I’ve always been like this. When I first arrived in London as a student, I bought a £10 bike. I pedalled it from my halls on the King’s Road to the Strand every day. It was fun, cheap, kept me fit and helped my thighs look good in cycling shorts, which were smoking hot clubwear in 1988. I would wear them with Fila trainers when I went out. It was the early days of raving and acid house, and I realised that the healthier I was, the longer I could keep going at night and still get to college in, roughly, one piece the next morning.
Yup, I got a lot of bang from that ten buck bike. It taught me something – and not just that riding it home past parked cars drunk at night often left scratch marks on parked vehicles. (Oops.) I discovered how much I liked adrenaline and endorphins, the feelgood chemicals released in the body when I rode fast and reckless. The highs are more sober now, but the adrenaline still drives me on, and on, and on.

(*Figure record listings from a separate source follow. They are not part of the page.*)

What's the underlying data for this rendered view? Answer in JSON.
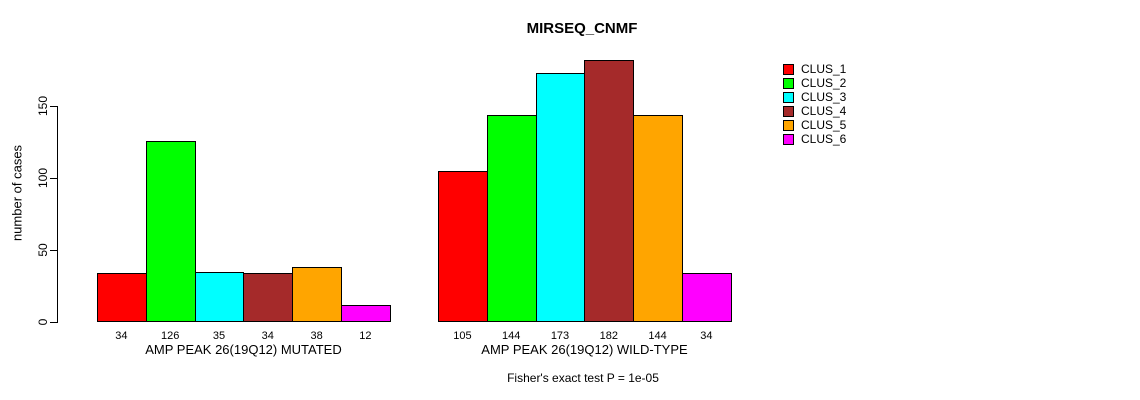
{
  "chart_data": {
    "type": "bar",
    "title": "MIRSEQ_CNMF",
    "ylabel": "number of cases",
    "yticks": [
      0,
      50,
      100,
      150
    ],
    "ylim": [
      0,
      190
    ],
    "grid": false,
    "legend_position": "right",
    "clusters": [
      {
        "name": "CLUS_1",
        "color": "#FF0000"
      },
      {
        "name": "CLUS_2",
        "color": "#00FF00"
      },
      {
        "name": "CLUS_3",
        "color": "#00FFFF"
      },
      {
        "name": "CLUS_4",
        "color": "#A52A2A"
      },
      {
        "name": "CLUS_5",
        "color": "#FFA500"
      },
      {
        "name": "CLUS_6",
        "color": "#FF00FF"
      }
    ],
    "groups": [
      {
        "label": "AMP PEAK 26(19Q12) MUTATED",
        "values": [
          34,
          126,
          35,
          34,
          38,
          12
        ]
      },
      {
        "label": "AMP PEAK 26(19Q12) WILD-TYPE",
        "values": [
          105,
          144,
          173,
          182,
          144,
          34
        ]
      }
    ],
    "footnote": "Fisher's exact test P = 1e-05",
    "axis_color": "#000000",
    "bar_border_color": "#000000"
  }
}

In polite circles it’s called a portfolio lifestyle, which sounds sensible and considered. The description ‘extremist’ is more accurate. The extreme life is an entity in itself. Racing from one project to the next is a buzz and an addictive one. It ensures you get through life without missing opportunities. Ish. And it seems a select few of you know precisely what I mean; the Stylist Census uncovered a rare but definite breed of women who do everything to excess: at work and in their social life. It found that 13.3% of women who drink over 15 units a week also take part in five or six sessions of sport a week. Not only that, 6.3% of the women who do drink heavily earn over £80K – as do 6.7% of the sport fanatics – painting a picture of a small group of high achievers, with up-at-dawn work ethics, party-till-dusk social lives and a demanding training schedule in-between. No doubt they also submit work to their Open University professor as they travel between the gym and their highpowered jobs and, later, that new club you haven’t heard of – yet.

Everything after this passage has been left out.